Позже, когда вся община собирается на ужин, а ее призывает к себе аббатиса и вместо трапезы отправляет проверить состояние старшей прислужницы, она сама удивляется своему спокойствию. Невозмутимость не покидает ее и тогда, когда она входит в крохотную сырую келью, зажатую в углу второй галереи и пропахшую потом и застарелой менструальной кровью, где ее глазам предстает лежащая женщина с руками толстыми, точно говяжьи окорока, и раздутым от лихорадки лицом. Очень кстати, что пациентка почти без сознания, ибо это позволяет Серафине, склонившейся над ней для того, чтобы послушать дыхание, легко просунуть руку под матрас и нащупать там толстый железный стержень, а затем и зубчатую бородку ключа. Однако нельзя забывать об осторожности, ведь рядом стоит прислужница Летиция, посланная с ней в качестве помощницы, а заодно, вне всякого сомнения, и шпионки, чтобы потом доложить обо всем.

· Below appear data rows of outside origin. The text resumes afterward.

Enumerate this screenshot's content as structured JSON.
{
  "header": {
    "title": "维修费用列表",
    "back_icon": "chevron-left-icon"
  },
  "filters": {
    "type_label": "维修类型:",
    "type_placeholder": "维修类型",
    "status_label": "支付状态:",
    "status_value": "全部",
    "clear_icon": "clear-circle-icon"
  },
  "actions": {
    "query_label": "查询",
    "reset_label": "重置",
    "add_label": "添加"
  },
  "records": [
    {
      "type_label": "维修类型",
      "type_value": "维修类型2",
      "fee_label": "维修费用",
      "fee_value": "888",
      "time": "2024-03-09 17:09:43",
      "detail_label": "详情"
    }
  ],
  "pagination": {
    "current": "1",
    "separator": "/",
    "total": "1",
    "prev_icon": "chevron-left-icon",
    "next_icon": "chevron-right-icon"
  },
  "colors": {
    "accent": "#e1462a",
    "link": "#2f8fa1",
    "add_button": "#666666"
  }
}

Серафина вытаскивает из-под матраса руку и берется за запястье женщины, пытаясь среди складок жира нащупать пульс. Она не имеет понятия о том, насколько та больна, но пахнет от старшей прислужницы так, словно она уже при смерти, а в уголках ее рта засохли клочки пены.
— Надо дать ей коньяка с базиликом, — говорит Серафина, поворачиваясь к Летиции. — В аптеке на столе есть бутылка. Сестра Зуана приготовила ее прежде, чем ей самой стало плохо. Можешь принести ее сюда?
Сначала Летиция не хочет и слышать об этом. Сиделка она, может, и неплохая, но, получив каплю власти, добром с ней не расстанется.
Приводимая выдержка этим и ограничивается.